Inspectors lean on this constantly. So should you, especially when a contractor or engineer tries to cite an informational note as a requirement, or worse, tries to dodge an actual rule by pointing at one.
Mandatory vs. permissive vs. explanatory
The NEC uses three flavors of language, and 90.5 sets them up while 90.21 reinforces the explanatory bucket. Knowing which is which keeps you out of arguments on the job.
- Mandatory: "shall" and "shall not." Per NEC 90.5(A), these are enforceable requirements.
- Permissive: "shall be permitted" or "shall not be required." Per NEC 90.5(B), these are options the Code allows but does not force.
- Explanatory: Informational Notes, brackets referencing other standards, and annexes. Per NEC 90.5(C) and 90.21, these are not enforceable.
If an inspector writes you up, the citation should land on a "shall" or a permissive rule you misapplied. If the writeup quotes an Informational Note as the basis, you have grounds to push back politely.
How inspectors actually use 90.21
Most AHJs treat 90.21 as a guardrail on themselves as much as on the installer. A good inspector uses Informational Notes to understand intent, then cites the actual mandatory rule on the correction notice. They do not write you up for violating a note.
That said, Informational Notes often point to the standard you actually need to follow. NEC 110.3(B) makes manufacturer instructions enforceable. NEC 90.3 makes Chapters 1 through 4 apply generally, with 5 through 7 modifying. An Informational Note pointing at NFPA 70E or UL 508A is not enforceable through 90.21, but the underlying listing or labeling requirement often is.
If an inspector cites an Informational Note as the violation, ask for the mandatory section it references. Nine times out of ten, there is one. The other time, the writeup will not survive a call to the chief inspector.
Annexes, brackets, and the rest of the explanatory material
Annex A through Annex J are explanatory under 90.21. Annex C tables for conduit fill look like requirements because everyone uses them, but the enforceability comes from NEC Chapter 9, Table 1 and the notes to the chapter, not from the annex itself. The annex just does the math for common combinations.
Bracketed references like [ROP 1-23] or [NFPA 79:4.3] are also explanatory. They tell you where the rule came from, not what to do. If you need NFPA 79 to apply, something else in the Code, usually a listing, labeling, or 110.3(B) instruction, has to bring it in.
- Plain code text and tables: enforceable.
- Exceptions: enforceable, modify the main rule.
- Informational Notes: not enforceable per 90.21.
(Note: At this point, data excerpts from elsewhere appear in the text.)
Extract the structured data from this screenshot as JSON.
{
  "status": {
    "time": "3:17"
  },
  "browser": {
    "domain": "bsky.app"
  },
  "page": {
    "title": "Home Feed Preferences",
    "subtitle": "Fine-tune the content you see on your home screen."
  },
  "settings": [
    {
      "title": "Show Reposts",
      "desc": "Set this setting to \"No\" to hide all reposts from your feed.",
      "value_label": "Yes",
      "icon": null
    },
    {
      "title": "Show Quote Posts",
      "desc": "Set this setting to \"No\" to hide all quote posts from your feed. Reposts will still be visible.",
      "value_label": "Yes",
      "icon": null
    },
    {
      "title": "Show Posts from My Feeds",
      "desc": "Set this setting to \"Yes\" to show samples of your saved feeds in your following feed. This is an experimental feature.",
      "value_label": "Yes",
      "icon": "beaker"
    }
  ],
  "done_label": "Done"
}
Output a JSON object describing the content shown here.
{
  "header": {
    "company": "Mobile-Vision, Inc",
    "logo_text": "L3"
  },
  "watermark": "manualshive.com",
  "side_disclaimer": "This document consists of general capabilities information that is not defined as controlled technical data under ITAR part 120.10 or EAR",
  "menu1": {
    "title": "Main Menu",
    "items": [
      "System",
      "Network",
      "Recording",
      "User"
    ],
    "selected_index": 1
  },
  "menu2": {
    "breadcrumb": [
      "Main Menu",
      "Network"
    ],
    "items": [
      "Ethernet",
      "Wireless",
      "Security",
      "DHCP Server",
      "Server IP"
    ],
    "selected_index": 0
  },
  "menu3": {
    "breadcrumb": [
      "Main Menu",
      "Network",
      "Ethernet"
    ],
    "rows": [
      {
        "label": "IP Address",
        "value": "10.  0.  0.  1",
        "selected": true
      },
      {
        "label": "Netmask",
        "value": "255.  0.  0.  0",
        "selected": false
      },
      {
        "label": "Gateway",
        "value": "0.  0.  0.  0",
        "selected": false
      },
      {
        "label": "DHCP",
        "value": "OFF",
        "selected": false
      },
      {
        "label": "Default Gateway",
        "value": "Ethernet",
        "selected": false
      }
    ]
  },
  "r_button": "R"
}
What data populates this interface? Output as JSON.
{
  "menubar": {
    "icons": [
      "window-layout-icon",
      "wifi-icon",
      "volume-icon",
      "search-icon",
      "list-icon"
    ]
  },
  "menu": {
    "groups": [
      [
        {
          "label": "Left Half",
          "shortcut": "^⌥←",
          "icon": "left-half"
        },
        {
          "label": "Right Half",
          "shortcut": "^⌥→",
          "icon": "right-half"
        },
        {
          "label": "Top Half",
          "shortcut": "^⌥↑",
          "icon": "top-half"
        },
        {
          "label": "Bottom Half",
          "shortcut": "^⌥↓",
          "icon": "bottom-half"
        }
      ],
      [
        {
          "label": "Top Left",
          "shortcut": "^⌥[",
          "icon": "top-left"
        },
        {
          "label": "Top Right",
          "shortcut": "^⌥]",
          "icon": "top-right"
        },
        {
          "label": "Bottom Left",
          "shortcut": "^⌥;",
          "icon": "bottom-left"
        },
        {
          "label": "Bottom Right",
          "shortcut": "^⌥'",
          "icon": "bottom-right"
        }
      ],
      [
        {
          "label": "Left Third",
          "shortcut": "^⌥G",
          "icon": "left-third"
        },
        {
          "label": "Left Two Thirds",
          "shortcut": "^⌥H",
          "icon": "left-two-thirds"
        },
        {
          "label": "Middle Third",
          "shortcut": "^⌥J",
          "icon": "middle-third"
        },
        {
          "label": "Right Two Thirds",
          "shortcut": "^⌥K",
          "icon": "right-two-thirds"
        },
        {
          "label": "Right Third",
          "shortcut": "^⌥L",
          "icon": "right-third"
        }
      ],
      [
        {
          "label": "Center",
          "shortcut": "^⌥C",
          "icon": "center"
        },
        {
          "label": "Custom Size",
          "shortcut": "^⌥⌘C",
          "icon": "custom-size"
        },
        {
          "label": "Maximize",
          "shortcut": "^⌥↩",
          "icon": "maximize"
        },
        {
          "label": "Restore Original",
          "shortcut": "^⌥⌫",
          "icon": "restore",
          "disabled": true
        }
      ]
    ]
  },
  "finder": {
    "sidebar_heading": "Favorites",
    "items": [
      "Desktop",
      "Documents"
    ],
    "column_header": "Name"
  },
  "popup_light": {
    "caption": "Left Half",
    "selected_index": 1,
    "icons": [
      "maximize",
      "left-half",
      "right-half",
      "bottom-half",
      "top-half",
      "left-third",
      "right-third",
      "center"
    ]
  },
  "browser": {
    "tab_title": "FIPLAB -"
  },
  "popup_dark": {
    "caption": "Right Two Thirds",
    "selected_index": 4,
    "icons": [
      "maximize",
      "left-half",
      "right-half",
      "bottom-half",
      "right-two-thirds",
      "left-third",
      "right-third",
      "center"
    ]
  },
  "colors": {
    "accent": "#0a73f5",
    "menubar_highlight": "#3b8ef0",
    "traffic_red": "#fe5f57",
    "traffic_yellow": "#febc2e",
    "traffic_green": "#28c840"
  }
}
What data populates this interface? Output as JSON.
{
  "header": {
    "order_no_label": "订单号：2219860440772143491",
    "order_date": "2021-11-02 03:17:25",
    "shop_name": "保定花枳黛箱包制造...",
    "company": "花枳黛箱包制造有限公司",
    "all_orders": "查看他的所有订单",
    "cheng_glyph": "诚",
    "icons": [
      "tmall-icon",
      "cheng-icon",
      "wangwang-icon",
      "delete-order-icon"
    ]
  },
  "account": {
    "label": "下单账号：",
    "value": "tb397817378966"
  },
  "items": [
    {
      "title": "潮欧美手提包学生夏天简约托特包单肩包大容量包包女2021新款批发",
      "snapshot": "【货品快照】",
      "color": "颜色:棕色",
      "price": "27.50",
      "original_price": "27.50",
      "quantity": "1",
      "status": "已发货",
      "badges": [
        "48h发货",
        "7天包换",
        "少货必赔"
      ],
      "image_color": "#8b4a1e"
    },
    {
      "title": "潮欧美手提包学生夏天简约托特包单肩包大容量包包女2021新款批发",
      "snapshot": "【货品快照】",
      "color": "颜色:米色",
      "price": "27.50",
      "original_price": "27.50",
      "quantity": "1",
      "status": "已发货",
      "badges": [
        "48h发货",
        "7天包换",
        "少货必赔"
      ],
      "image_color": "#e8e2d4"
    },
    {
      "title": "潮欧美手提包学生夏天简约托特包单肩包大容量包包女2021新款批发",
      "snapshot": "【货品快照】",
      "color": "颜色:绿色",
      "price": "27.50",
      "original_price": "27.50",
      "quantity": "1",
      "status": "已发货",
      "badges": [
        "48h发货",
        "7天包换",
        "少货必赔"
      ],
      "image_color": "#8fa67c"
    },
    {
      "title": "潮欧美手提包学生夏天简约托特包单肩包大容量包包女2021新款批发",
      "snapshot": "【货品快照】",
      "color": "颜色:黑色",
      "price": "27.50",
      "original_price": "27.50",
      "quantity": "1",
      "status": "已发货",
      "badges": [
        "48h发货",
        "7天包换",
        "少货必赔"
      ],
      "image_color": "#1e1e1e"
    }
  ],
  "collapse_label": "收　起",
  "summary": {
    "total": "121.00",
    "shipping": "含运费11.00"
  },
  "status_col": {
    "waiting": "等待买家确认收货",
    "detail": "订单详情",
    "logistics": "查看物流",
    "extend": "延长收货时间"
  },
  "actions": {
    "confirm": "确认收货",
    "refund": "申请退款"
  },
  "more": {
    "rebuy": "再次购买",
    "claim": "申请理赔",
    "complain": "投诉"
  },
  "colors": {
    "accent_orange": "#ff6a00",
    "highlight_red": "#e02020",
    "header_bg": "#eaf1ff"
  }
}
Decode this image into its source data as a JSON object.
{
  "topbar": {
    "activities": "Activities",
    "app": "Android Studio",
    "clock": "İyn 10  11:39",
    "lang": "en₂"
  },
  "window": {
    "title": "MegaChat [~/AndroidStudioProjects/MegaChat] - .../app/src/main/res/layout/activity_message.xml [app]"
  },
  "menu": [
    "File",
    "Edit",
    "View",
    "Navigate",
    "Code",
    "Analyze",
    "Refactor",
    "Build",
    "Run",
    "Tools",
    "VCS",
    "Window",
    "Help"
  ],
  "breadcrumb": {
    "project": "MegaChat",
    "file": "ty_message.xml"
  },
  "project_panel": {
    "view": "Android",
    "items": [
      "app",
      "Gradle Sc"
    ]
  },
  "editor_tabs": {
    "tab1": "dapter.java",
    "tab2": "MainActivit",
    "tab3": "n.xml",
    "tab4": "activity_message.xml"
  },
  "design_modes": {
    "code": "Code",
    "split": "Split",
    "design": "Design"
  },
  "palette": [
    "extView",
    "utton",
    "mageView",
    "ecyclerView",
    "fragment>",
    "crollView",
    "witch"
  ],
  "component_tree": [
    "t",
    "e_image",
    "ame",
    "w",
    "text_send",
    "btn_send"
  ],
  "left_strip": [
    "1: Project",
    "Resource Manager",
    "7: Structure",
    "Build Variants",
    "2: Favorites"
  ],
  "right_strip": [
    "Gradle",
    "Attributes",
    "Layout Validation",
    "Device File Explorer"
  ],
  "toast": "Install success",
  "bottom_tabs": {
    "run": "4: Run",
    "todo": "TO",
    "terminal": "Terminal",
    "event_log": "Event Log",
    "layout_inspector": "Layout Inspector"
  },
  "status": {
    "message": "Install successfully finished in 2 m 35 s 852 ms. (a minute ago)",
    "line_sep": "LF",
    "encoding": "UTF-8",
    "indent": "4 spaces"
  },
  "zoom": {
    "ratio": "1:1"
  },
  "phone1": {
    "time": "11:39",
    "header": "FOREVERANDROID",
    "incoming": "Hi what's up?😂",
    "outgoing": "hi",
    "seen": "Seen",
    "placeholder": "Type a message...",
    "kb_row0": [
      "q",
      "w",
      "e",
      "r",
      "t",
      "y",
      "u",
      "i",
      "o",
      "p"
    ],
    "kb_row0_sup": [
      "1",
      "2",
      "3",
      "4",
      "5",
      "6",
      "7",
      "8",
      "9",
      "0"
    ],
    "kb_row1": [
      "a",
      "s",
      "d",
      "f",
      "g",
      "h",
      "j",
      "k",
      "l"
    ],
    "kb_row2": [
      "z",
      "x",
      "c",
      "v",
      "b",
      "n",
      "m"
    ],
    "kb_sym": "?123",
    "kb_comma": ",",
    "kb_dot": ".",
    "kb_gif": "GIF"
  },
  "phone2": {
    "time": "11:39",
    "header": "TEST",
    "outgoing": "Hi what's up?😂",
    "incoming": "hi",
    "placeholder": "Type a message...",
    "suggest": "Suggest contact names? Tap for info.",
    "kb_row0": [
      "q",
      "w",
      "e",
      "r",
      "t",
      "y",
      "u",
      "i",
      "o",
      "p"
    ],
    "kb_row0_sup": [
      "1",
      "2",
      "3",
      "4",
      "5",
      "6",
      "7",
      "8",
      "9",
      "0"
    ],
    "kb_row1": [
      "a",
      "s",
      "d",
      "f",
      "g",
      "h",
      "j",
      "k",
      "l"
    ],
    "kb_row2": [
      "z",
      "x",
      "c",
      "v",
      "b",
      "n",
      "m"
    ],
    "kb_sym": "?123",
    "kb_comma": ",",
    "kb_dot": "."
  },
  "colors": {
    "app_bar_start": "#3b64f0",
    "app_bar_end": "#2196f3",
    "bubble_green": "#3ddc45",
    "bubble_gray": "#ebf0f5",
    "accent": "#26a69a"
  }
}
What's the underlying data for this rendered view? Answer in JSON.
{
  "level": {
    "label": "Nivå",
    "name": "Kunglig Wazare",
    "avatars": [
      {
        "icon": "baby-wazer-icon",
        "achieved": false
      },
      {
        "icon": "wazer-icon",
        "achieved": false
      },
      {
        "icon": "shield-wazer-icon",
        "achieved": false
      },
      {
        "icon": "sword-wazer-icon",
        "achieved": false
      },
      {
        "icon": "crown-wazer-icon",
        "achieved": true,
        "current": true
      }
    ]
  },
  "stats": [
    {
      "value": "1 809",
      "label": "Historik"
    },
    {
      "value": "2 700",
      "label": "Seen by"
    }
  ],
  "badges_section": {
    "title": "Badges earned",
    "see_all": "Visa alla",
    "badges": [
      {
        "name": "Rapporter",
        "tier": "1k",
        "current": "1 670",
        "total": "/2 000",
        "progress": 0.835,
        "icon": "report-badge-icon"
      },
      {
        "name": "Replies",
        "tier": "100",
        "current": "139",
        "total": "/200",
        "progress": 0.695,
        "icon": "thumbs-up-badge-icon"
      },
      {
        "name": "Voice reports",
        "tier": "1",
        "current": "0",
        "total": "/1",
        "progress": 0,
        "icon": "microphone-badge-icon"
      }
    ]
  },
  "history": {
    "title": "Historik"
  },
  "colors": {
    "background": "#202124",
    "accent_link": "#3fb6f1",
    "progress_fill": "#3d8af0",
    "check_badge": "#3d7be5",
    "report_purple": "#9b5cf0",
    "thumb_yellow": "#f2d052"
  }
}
- Annexes: not enforceable unless specifically adopted by the AHJ.
- Brackets and source references: not enforceable.
Where this matters in the field
The 2023 cycle moved a lot of useful guidance into Informational Notes, and a few items the other direction. GFCI and AFCI scoping under NEC 210.8 and 210.12 keeps tightening, and the notes around them explain dwelling vs. non-dwelling intent. Read the notes to understand why, then comply with the "shall" language.
Same with working space. NEC 110.26 is mandatory. The Informational Notes about clear floor area and equipment doors are useful context, but the dimensions in the table are what get enforced. If the panel is 30 inches behind a water heater, you are not getting signed off, no matter what the note says about "intent."
On rough-in inspections, photograph the working space before drywall. If an inspector ever questions clearance, you have proof tied to a mandatory rule, not a note.
Practical takeaways
Treat 90.21 as your filter. When you are reading code on the truck, train your eye to skip past the italicized Informational Notes when you are looking for the rule, and come back to them when you want to understand why.
When you are arguing a correction, do it on the basis of mandatory text. Inspectors respect electricians who quote sections cleanly. They lose patience with installers who quote notes, marketing material, or "what we always do."
- Highlight every "shall" and "shall not" in your code book. That is what you have to meet.
- Read Informational Notes for intent and cross-references, not for compliance.
- If a note points to another standard, check whether 110.3(B) or a listing makes that standard enforceable.
- If an inspector cites a note as a violation, ask for the mandatory section. Stay polite, stay specific.
90.21 is short. The discipline it teaches you, separating rule from commentary, carries through every other article in the book.